The wind met my face as I drove a bike. Surprisingly it was my aunt that taught me how to drive. Who knew that an office worker like her could drive a motor. Summer was coming to an end. The breeze was starting to get chilly.

Finally reaching my destination, I parked the bike and walked. I walked to Keisuke's grave. A stone grave with Baji engraved on it stood infront of me. I lit an incense. The wind brought the smoke to scatter. There were flowers sitting next to the incense.

I stared quietly at the grave. It was silent the whole time. Thoughts filled my head as I stare at my friend's grave. There was a half eaten Yakisoba. I chuckled. Yakisoba, huh? A simple instant Yakisoba meant so much to me now, that I find it ridiculous. I didn't even like Yakisoba. I inhaled sharply.

I sat infront of the grave with my feet still on the ground. "...so unfair." It hurts. It was hard to breathe since I was trying to hold my tears. "Why do you always have to be like this?" I asked followed by a loud inahale trying surpass my tears. I've always thought about it. If I hadn't lost my consciousness that day. Would things have been different?

What could I have done instead? If only... If only I helped Keisuke. If I hadn't let him. If Kazutora wasn't like that. If Mikey wasn't such a problematic bastard. Would things have been different?

Mikey and his fucked up mind. Kazutora was the same. He was even willing to kill you. Why did Mikey have to be like this? Why. Why. Why. Why would you want to protect such people. Because you're friends? Screw that. How can you call someone who tried to kill you, your friend?

Sacrificing your life for this. Why did you need to push me away? We could've done it together. Why... I sharply inhaled before speaking.

"Why didn't you ask for help?"

I thought I had no more tears to shed but here I am. Tears fell from my right eye. How can you be so selfless and selfish at the same time?

Ring* Ring* I got up and wiped my tears. My phone was vibrating. I answered it and waited for a few seconds "Hello?" I waited for an answer while standing infront of Keisuke's grave. "Hey Y/n."

Ryuiji greeted me. While silently waiting for what he had to say, I placed my hand inside the pocket of my jacket. "Uhm..." He hesitated. I raised an eyebrow. "I'm visiting Kazutora with Takemitchy, do you want to come along?" My eye twitched as I heard Kazutora's name. "What for?" I ask.

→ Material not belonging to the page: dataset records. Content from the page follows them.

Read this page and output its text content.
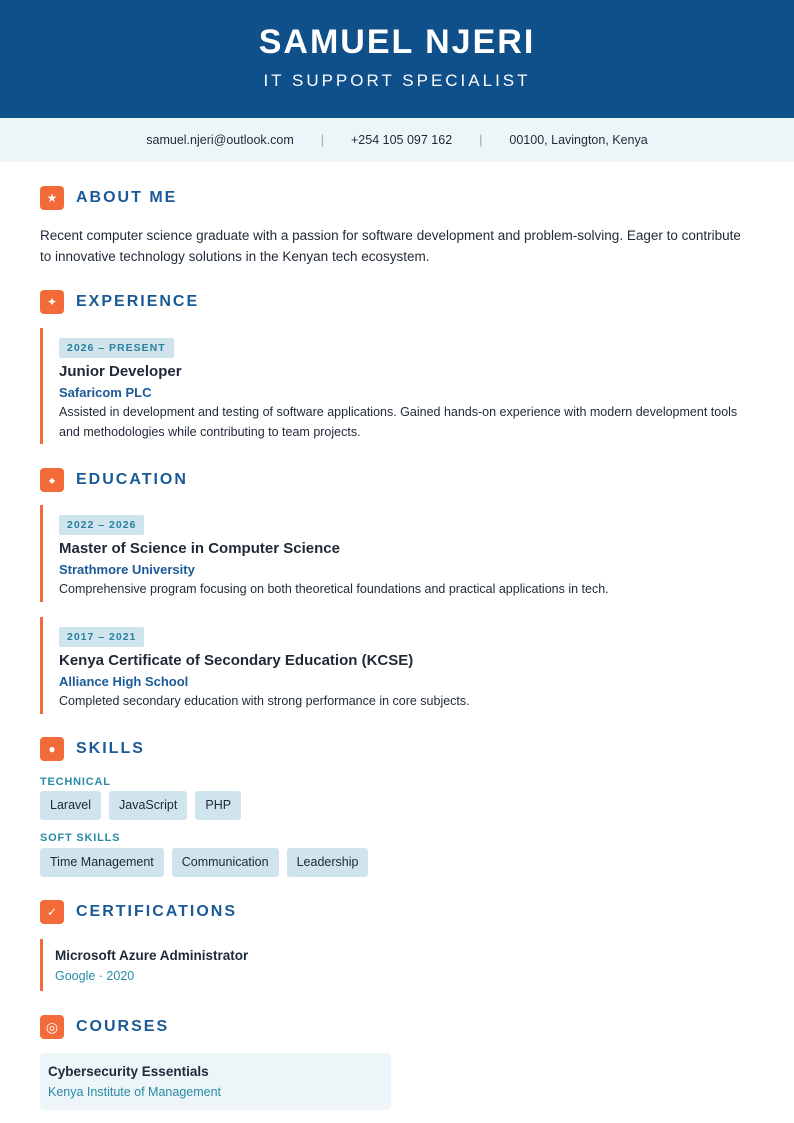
SAMUEL NJERI
IT SUPPORT SPECIALIST
samuel.njeri@outlook.com | +254 105 097 162 | 00100, Lavington, Kenya
★	ABOUT ME
Recent computer science graduate with a passion for software development and problem-solving. Eager to contribute to innovative technology solutions in the Kenyan tech ecosystem.
✦	EXPERIENCE
2026 – PRESENT
Junior Developer
Safaricom PLC
Assisted in development and testing of software applications. Gained hands-on experience with modern development tools and methodologies while contributing to team projects.
◆	EDUCATION
2022 – 2026
Master of Science in Computer Science
Strathmore University
Comprehensive program focusing on both theoretical foundations and practical applications in tech.
2017 – 2021
Kenya Certificate of Secondary Education (KCSE)
Alliance High School
Completed secondary education with strong performance in core subjects.
●	SKILLS
TECHNICAL
Laravel	JavaScript	PHP
SOFT SKILLS
Time Management	Communication	Leadership
✓	CERTIFICATIONS
Microsoft Azure Administrator
Google · 2020
◎	COURSES
Cybersecurity Essentials
Kenya Institute of Management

"Mikey, had a message I meed to deliver." He answered. I scoffed and looked at the sky. Still a loyal dog, I see. It was silent for a few seconds. I licked my lips before responding, "Not interested." Ryuiji went silent. He probably realized that I haven't forgiven Kazutora. "Oh...uh." Ryuiji had nothing to say "If you have nothing more to say. I'm hanging up." "Sure."

How can they just forgive Kazutora like that. I clenched my fist and let go with sigh. I placed back my phone inside my pocket, for I am about to leave. Before I could open my mouth to bid farewells to Keisuke, footsteps approached me. It was funny how I recognized them. I wanted to leave, yet I didn't.

He stood next to me quietly. As the silence grew, so did my anger. I wanted to punch him, right here and right now. The feelings I bottled up were starting to burst. I didn't know what I was feeling. Was I anxious? Scared? Angry? Or was I sad.